Begun this month with the help of the King County Bar Association, Harborview’s
Certificate of Rehabilitation pilot project will offer a select group
of squeaky-clean patients a chance to prove to potential landlords or
employers that their recent good works — paying rent on time,
going to treatment, taking their meds, or volunteering at a local food
bank, for example — should be considered alongside the documentation
that reveals their prior conviction for drug use or petty crime.
The pilot project involves Harborview’s caseload of 60 to 100
clients, says Sczcebak; of that number, she estimates that only about
10 percent, or six to 10, are eligible. That’s because, any convictions
on their record must be for nonviolent crimes; they must have taken
place more than three years ago; and, since then, they must have accomplished
at least two years of sobriety and stability.
Once Harborview establishes that this is the case, they fill out an
application packet that enumerates the steps taken to recovery. Supporting
documents — pay stubs, a student ID, a GED — are collected.
A case manager and a psychiatrist write letters of reference. And one
of the county Bar Association’s volunteer attorneys presents this
evidence to a judge.
Then, if the judge grants a Certificate of Rehabilitation, the client
can submit it along with employment or housing applications.
When a landlord does the background check, the applicant “can
say, ‘Yeah, it’s on there, but here’s this legal document,’”
says Harborview mental health practitioner Mike Donegan.
The pilot project may be expanded later this year; Szczebak says other
social service organizations are already calling and asking how they
might enroll their clients.
“People are just going crazy for it,” she says. “We’ve
had people calling from the county, from every other mental health center,
asking, ‘How do I get my clients involved in this?’

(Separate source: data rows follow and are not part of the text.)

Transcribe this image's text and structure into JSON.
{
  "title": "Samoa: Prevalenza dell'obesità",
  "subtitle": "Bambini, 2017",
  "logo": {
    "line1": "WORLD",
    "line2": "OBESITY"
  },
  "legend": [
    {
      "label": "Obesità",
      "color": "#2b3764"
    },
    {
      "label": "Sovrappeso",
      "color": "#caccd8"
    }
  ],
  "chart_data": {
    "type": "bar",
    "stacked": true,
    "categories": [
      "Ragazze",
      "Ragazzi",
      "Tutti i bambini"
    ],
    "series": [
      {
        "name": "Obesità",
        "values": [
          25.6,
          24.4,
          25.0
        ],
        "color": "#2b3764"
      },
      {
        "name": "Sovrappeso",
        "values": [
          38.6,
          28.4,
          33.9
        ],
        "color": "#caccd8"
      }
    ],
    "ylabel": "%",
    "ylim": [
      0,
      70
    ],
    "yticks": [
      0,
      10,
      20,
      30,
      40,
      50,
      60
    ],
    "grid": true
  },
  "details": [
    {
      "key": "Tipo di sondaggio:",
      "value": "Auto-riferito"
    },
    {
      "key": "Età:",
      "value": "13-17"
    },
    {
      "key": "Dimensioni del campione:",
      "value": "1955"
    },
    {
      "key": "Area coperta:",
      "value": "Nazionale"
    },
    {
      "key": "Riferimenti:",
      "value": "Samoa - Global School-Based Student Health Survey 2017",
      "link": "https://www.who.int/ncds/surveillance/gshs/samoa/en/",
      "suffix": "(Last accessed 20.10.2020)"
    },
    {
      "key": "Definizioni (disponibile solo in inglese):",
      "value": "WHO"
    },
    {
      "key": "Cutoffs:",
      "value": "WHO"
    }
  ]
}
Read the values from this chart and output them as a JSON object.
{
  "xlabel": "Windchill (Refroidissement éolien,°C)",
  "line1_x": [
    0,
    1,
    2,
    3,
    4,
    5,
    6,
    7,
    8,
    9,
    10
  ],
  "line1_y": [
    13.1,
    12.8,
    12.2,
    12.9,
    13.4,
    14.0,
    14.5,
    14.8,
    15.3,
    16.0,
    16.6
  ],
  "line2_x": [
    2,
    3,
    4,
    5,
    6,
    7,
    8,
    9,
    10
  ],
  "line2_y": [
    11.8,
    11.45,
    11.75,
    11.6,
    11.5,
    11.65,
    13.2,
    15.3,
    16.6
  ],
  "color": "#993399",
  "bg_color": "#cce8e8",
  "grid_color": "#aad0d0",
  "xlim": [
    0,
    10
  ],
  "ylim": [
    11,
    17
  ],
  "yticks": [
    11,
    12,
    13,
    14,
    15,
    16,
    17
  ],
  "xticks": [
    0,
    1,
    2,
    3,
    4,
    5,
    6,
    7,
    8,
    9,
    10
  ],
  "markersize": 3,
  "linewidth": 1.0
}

The Committee to End Homelessness is beginning to ask housing providers
to pledge that they’ll accept applicants with a criminal history
— so long as they come armed with a judge’s commendation.
“It may be awhile before we push those doors open,” says
the Committee’s Bill Block, “but there’s too many
people for whom a five-year-old conviction is a one-way ticket to homelessness.
There’s got to be a way to solve that.”